The last few weeks have been pretty important for brainwave technology, and the new research in tandem with technological innovation is likely to yield a significant boon for studying neurodegenerative diseases among others. The latest breakthrough in this regard comes from a study published in Military Medical Research. It covers a noninvasive means of assessing brainwaves. Similar technological approaches are also being taken toward treatment for Alzheimer's.

The research team responsible for the recent breakthrough operates out of Wake Forest Baptist Medical Center. They conducted a pilot study for noninvasive brainwave mirroring technology, which greatly mitigated post-traumatic stress symptoms. "Ongoing symptoms of post-traumatic stress, whether clinically diagnosed or not, are a pervasive problem in the military," according to Charles Tegeler, a neurology professor and researcher at Wake Forest School of Medicine.

"Medications are often used to help control specific symptoms but can produce side effects. Other treatments may not be well tolerated, and few show a benefit for the associated sleep disturbance. Additional noninvasive, non-drug therapies are needed," Tegeler adds. The U.S. Department of Veterans Affairs reports some 10 percent of veterans suffering from PTSD are Gulf War (or Desert Storm) veterans. The department also reports about 11 percent being veterans from the Afghan proxy war; the Vietnam War veterans account for 31 percent of PTSD-afflicted veterans.

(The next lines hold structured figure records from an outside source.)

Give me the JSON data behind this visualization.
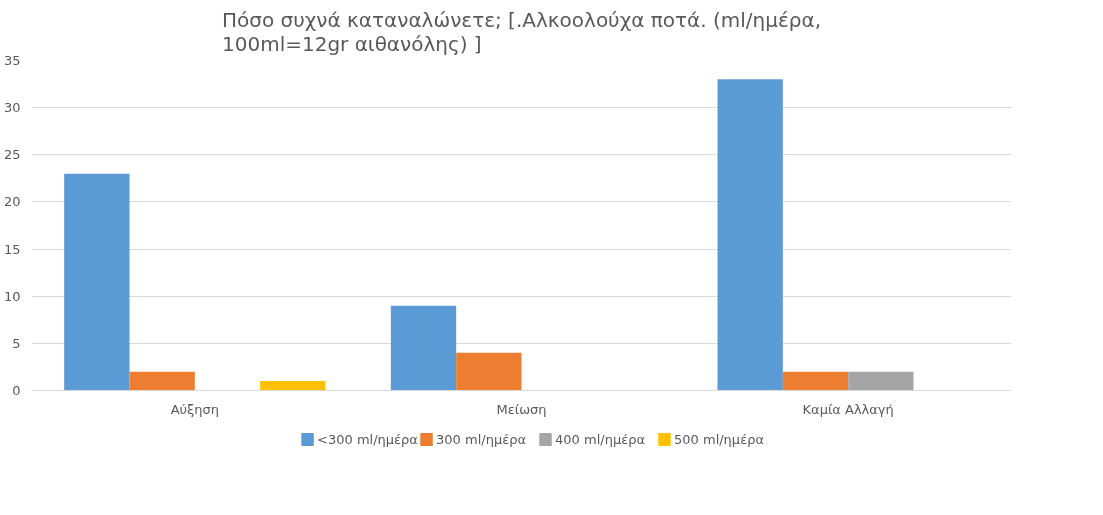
{
  "chart_data": {
    "type": "bar",
    "title": "Πόσο συχνά καταναλώνετε; [.Αλκοολούχα ποτά. (ml/ημέρα, 100ml=12gr αιθανόλης) ]",
    "categories": [
      "Αύξηση",
      "Μείωση",
      "Καμία Αλλαγή"
    ],
    "series": [
      {
        "name": "<300 ml/ημέρα",
        "color": "#5b9bd5",
        "values": [
          23,
          9,
          33
        ]
      },
      {
        "name": "300 ml/ημέρα",
        "color": "#ed7d31",
        "values": [
          2,
          4,
          2
        ]
      },
      {
        "name": "400 ml/ημέρα",
        "color": "#a5a5a5",
        "values": [
          0,
          0,
          2
        ]
      },
      {
        "name": "500 ml/ημέρα",
        "color": "#ffc000",
        "values": [
          1,
          0,
          0
        ]
      }
    ],
    "ylim": [
      0,
      35
    ],
    "yticks": [
      0,
      5,
      10,
      15,
      20,
      25,
      30,
      35
    ],
    "grid": "y",
    "legend": "bottom"
  }
}
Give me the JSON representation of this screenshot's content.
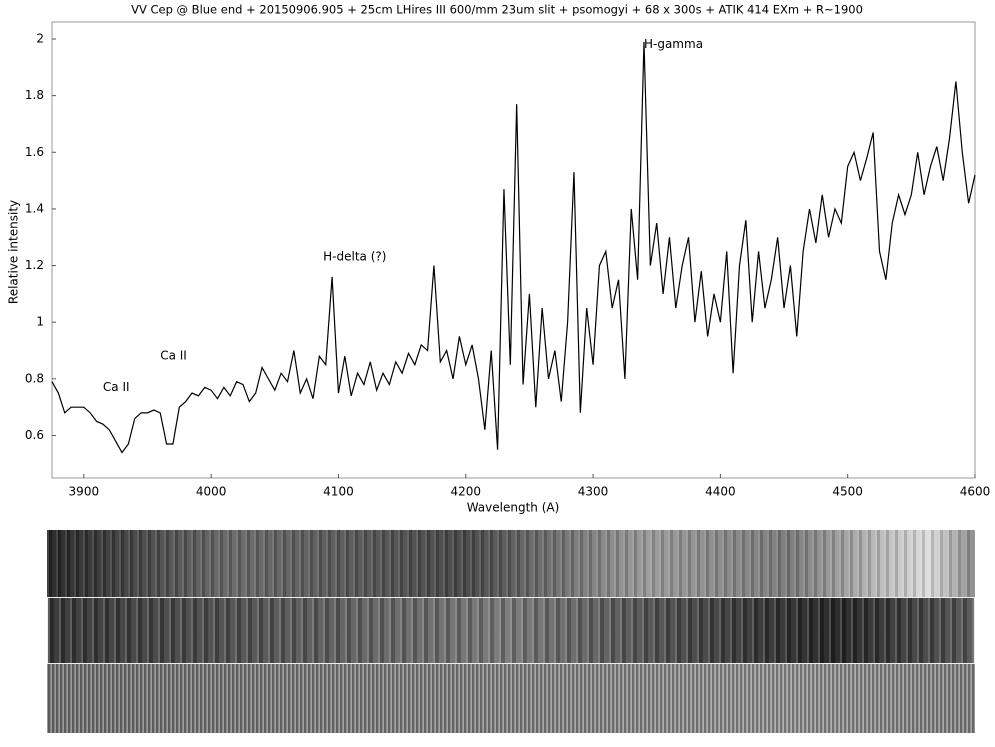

Post-traumatic stress covers a broad range of symptoms that include the reliving of traumatic experiences that either initiated PTSD or furthered it in some way. Other symptoms, though, include despondency, insomnia, irritability, inadequate ability to focus, hyper-alertness and autonomic cardiovascular regulation. The study relied on novel neurotechnology called HIRREM — high-resolution, relational, resonance-based, electroencephalic mirroring. It's a closed-loop, acoustic stimulation approach that bypasses the need for surgery altogether, using algorithms on advanced software to translate brain frequencies into audible tones. It accomplishes this in real time and does so barely even invades a patient's personal space, much less his or her body.

One of the most valuable implications of the availability of this kind of technology now, which is somewhat evident in the study, is that it allows the brain to be 'heard' in a sense, and more importantly, it allows the brain to hear itself, hence the term "acoustic mirror," according to Tegeler. The brain supports its own reduction of hyperarousal and improved balance most likely by way of acoustic simulation and the resonance between brain frequencies. This isn't known to require any conscious cognition, so human beings typically consider the value of this neurological phenomenon automatic. HIRREM is, therefore, intended to provide the kind of support for the brain that can reset its response patterns in relation to stress, and for PTSD brains, those response patterns have typically been rewired by the repetition of traumatic events whether physical or otherwise.

"We observed reductions in post-traumatic symptoms, including insomnia, depressive mood, and anxiety that were durable through six months after the use of HIRREM, but additional research is needed to confirm these initial findings," Tegeler explains. "This study is also the first to report improvement in heart rate variability and baroreflex sensitivity — physiological responses to stress — after the use of an intervention for service members or veterans with ongoing symptoms of post-traumatic stress."

As novel as the technology and logistics of this kind of PTSD treatment is, it's the tip of the iceberg when it comes to how much brainwaves factor into future treatments. It was only a couple weeks prior that a study was published in Nature on revelatory Alzheimer's disease treatment based on brainwaves. MIT (Massachusetts Institute of Technology) supported the human trial for experimental treatment that started almost a year ago. Experiments took an acoustic approach as well, and according to a retired, AT&T product manager whose wife was an Alzheimer's patient in the trial, the researchers were "all very good and smart people, and they were all 32-and-a-half years old," he jested.

His wife, Peg Gleason of age 83, entered the trial at a warehouse campus belonging to TheraNova, a biotechnology developer based in San Francisco, California. Ed Gleason explained, "They put very large sunglasses on Peg with the lenses blacked out," and he added that they "taped very small LED lights to them so that, when you put them on, all you saw were the four little lights on each lens. And they would be calibrated to flicker at 40 hertz." The tone played at 40 hertz reached Peg via earphones as well as palm pads that vibrated at the same frequency. The treatment only lasted about an hour on any given day, give or take 15 minutes for post-trial evaluation.

Brain waves happen to operate around 40 hertz, creating what neurologists often call the gamma band. The frequency is generally associated with the more complex ilk of cognitive function like spatial navigation and working memory. That gamma band is what Alzheimer's is said to directly impair. MIT's Li-Huei Tsai, lead author on the study, said that the concepts were first observed and tested in mice who were bred to develop Alzheimer's. The team was able to get gamma brainwaves to rebound in those mice via LED flickering at 40 hertz, and the human trial made considerable strides in replicating this effect.

"They can remember an object in an environment, they can remember a place and they can navigate better," Tsai said of the mice. More research needs to be completed to determine just how analogous the progress is in human beings.